To summarize, a woman whose photo was submitted to me for this project would want to protect herself from the use of the photo in an undesired manner, by me or by other people.   The act of publishing the stylized photos was a way to exhibit woman’s photo under consensual circumstances in contrast to the stories we often hear of people getting hacked and having their nude photos exposed without their consent.  Even though this project was a form of protest against the cliche outcome of having a nude photo shared without consent, technically, there is still risk of misuse within the project. I wanted to avoid that, but how would I know if I was misusing the images?  

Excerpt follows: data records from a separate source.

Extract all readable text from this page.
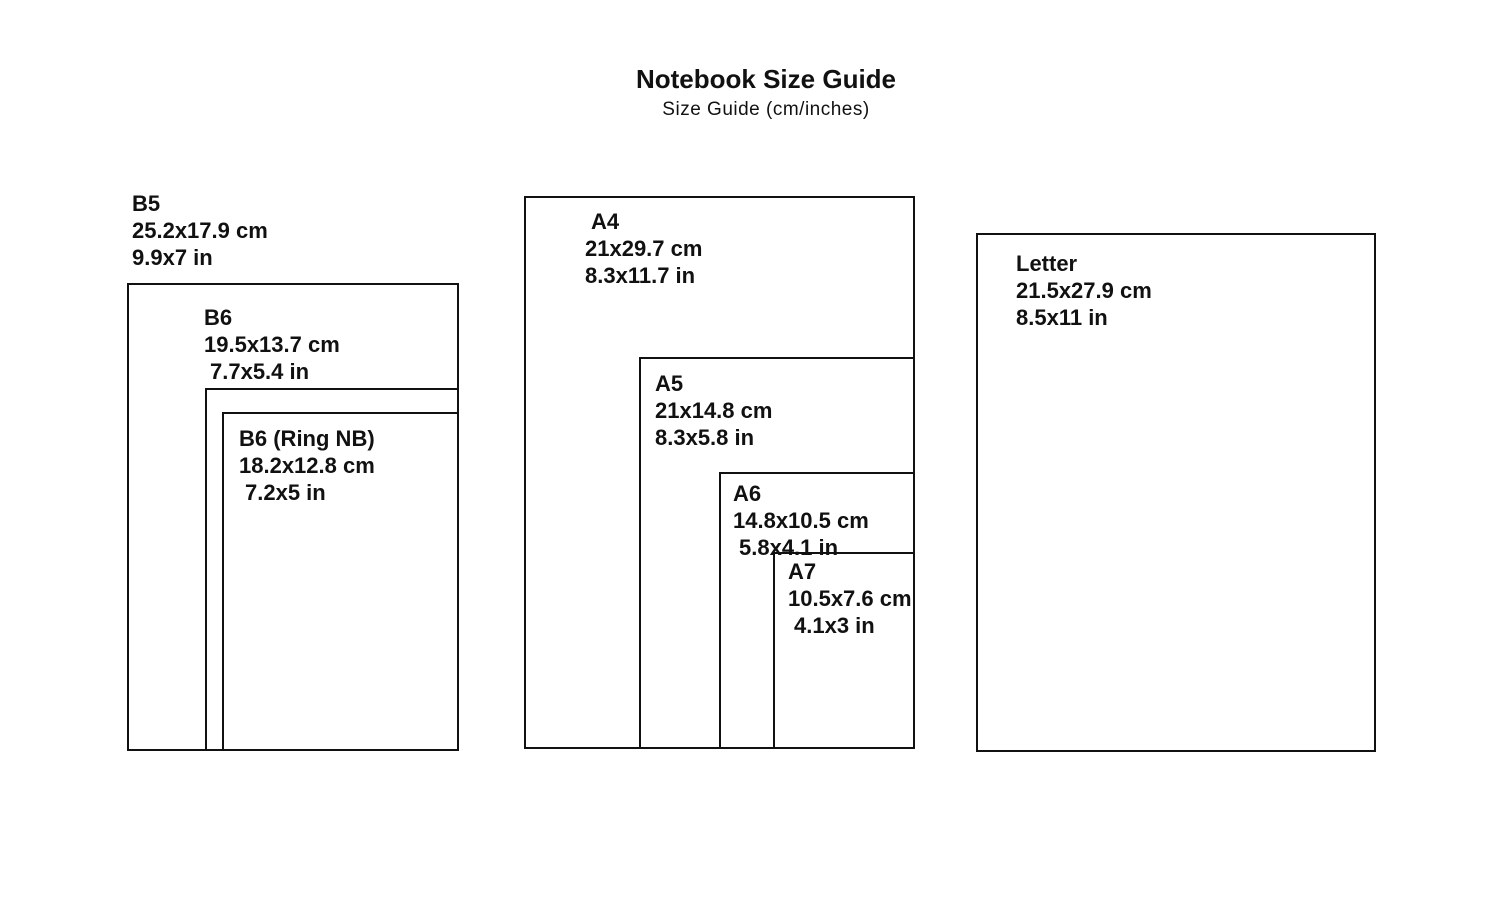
Notebook Size Guide
Size Guide (cm/inches)
B5
25.2x17.9 cm
9.9x7 in
B6
19.5x13.7 cm
7.7x5.4 in
B6 (Ring NB)
18.2x12.8 cm
7.2x5 in
A4
21x29.7 cm
8.3x11.7 in
A5
21x14.8 cm
8.3x5.8 in
A6
14.8x10.5 cm
5.8x4.1 in
A7
10.5x7.6 cm
4.1x3 in
Letter
21.5x27.9 cm
8.5x11 in
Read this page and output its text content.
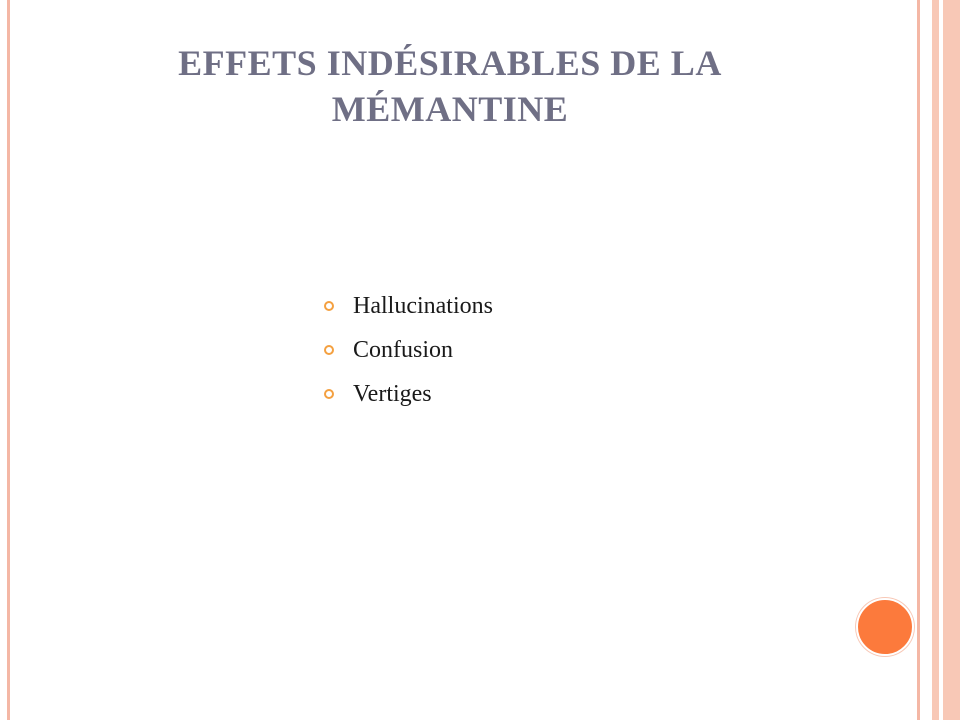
EFFETS INDÉSIRABLES DE LA MÉMANTINE
Hallucinations
Confusion
Vertiges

It was important to consider the context in which the images were used or displayed.  When the contextual integrity of data is static, the worry about loss of control is minimized. The image is used in one place, for one purpose, at one time, for a set audience.  The change of context is precisely what many of the women worried about. In this project, the context changed every time the image was displayed. So, if I wasn’t going to maintain contextual integrity, how could I maintain the comfort of the women?  How would I know what they were comfortable with? This was possible by maintaining communication. The only way to know was to ask each woman. If I continued to communicate with them about how their image would be used, I could obtain consent again, at every layer of context, as it changed. This allowed me to progress the project to the point that it could be displayed at a gallery.  Further, if a viewer wanted to request a print, they could submit a request that would be relayed to the woman who would then consent to the purchase of her image by each individual.

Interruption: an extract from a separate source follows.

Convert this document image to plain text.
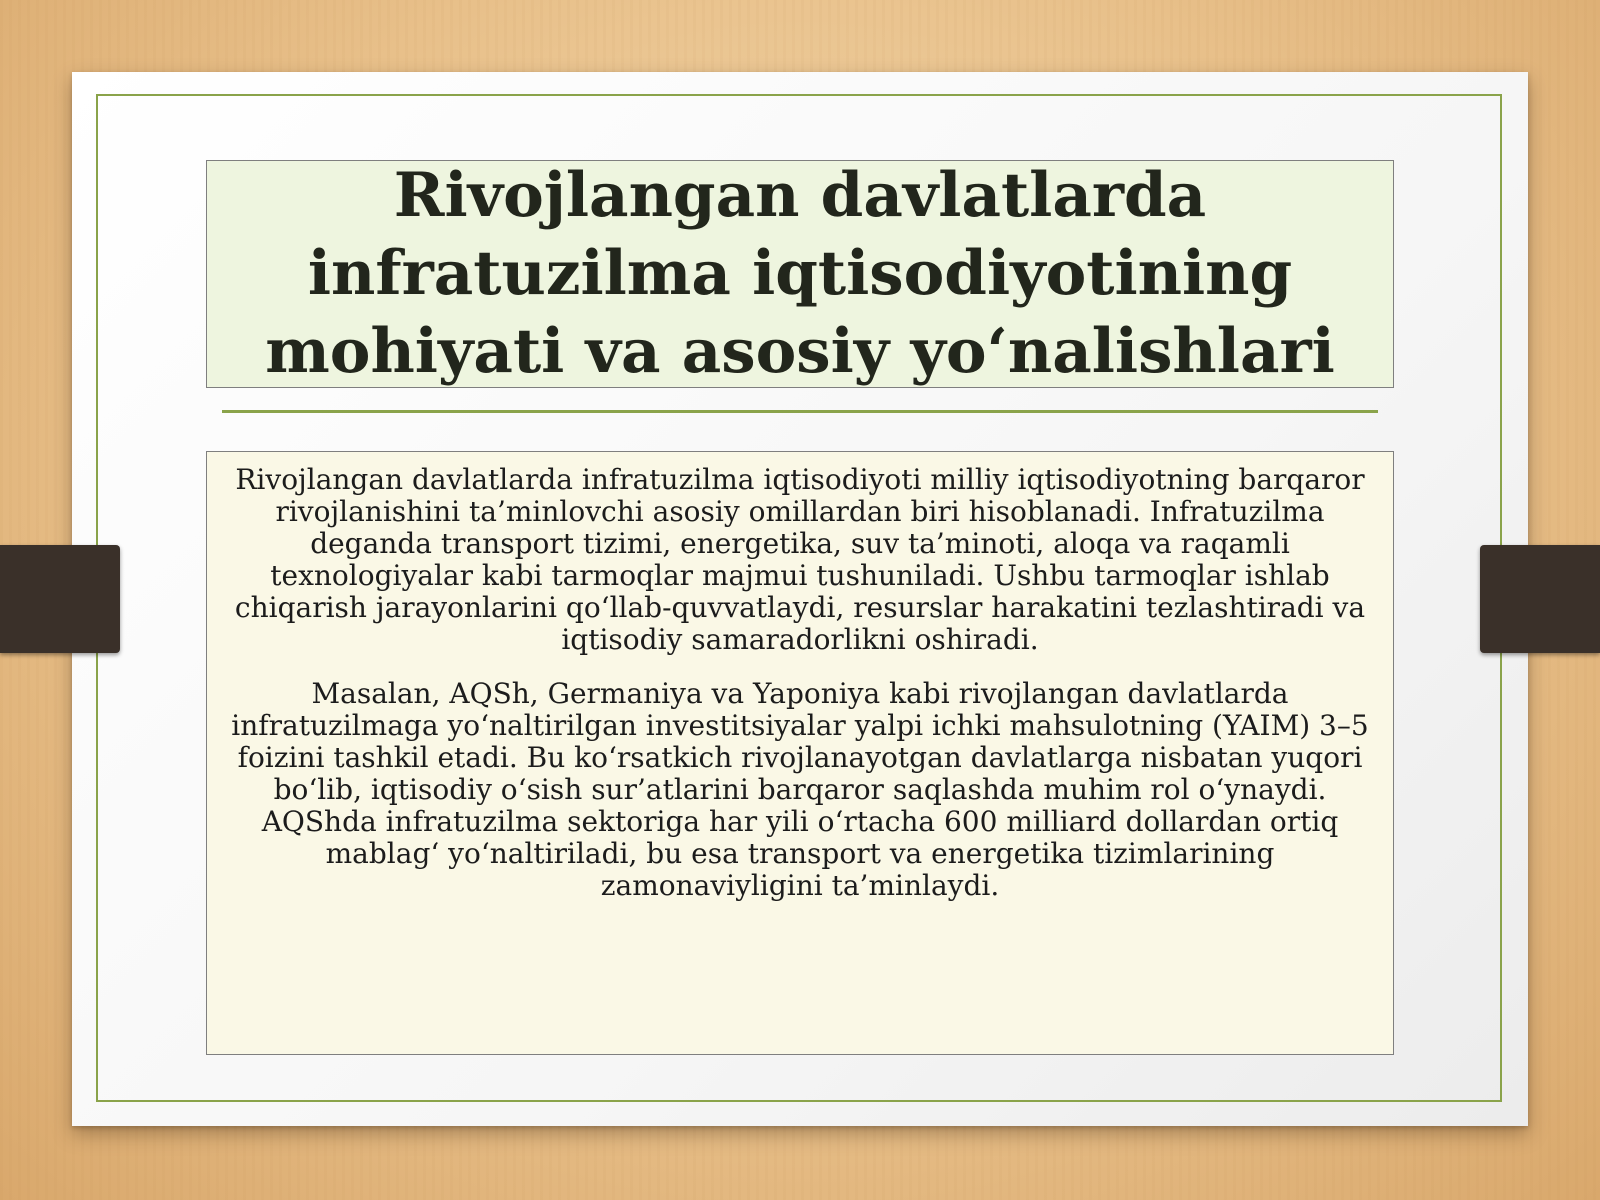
Rivojlangan davlatlarda infratuzilma iqtisodiyotining mohiyati va asosiy yo‘nalishlari

Rivojlangan davlatlarda infratuzilma iqtisodiyoti milliy iqtisodiyotning barqaror rivojlanishini ta’minlovchi asosiy omillardan biri hisoblanadi. Infratuzilma deganda transport tizimi, energetika, suv ta’minoti, aloqa va raqamli texnologiyalar kabi tarmoqlar majmui tushuniladi. Ushbu tarmoqlar ishlab chiqarish jarayonlarini qo‘llab-quvvatlaydi, resurslar harakatini tezlashtiradi va iqtisodiy samaradorlikni oshiradi.

Masalan, AQSh, Germaniya va Yaponiya kabi rivojlangan davlatlarda infratuzilmaga yo‘naltirilgan investitsiyalar yalpi ichki mahsulotning (YAIM) 3–5 foizini tashkil etadi. Bu ko‘rsatkich rivojlanayotgan davlatlarga nisbatan yuqori bo‘lib, iqtisodiy o‘sish sur’atlarini barqaror saqlashda muhim rol o‘ynaydi. AQShda infratuzilma sektoriga har yili o‘rtacha 600 milliard dollardan ortiq mablag‘ yo‘naltiriladi, bu esa transport va energetika tizimlarining zamonaviyligini ta’minlaydi.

As this story unfolded, it paralleled the widespread sharing of sexual assault stories through social media.  The vagina portraits became more to lure viewers in to discuss the topic of consent in a sexual context in a different way.  Sexual communication could be fun and not just some kind of legal obstacle. The request for consent is, actually, the coupled expression of desire and respect. “I want you, but more importantly, I respect you.”

This particular sexual consent conversation stacked perfectly on to the consent conversation for use of the visual information in these private photos.  The portraits themselves were no longer the focus of the art, they were simply a by-product and a manifestation of the wonderful and unique things that can come from the consent of a woman for use of her body, and use of her information.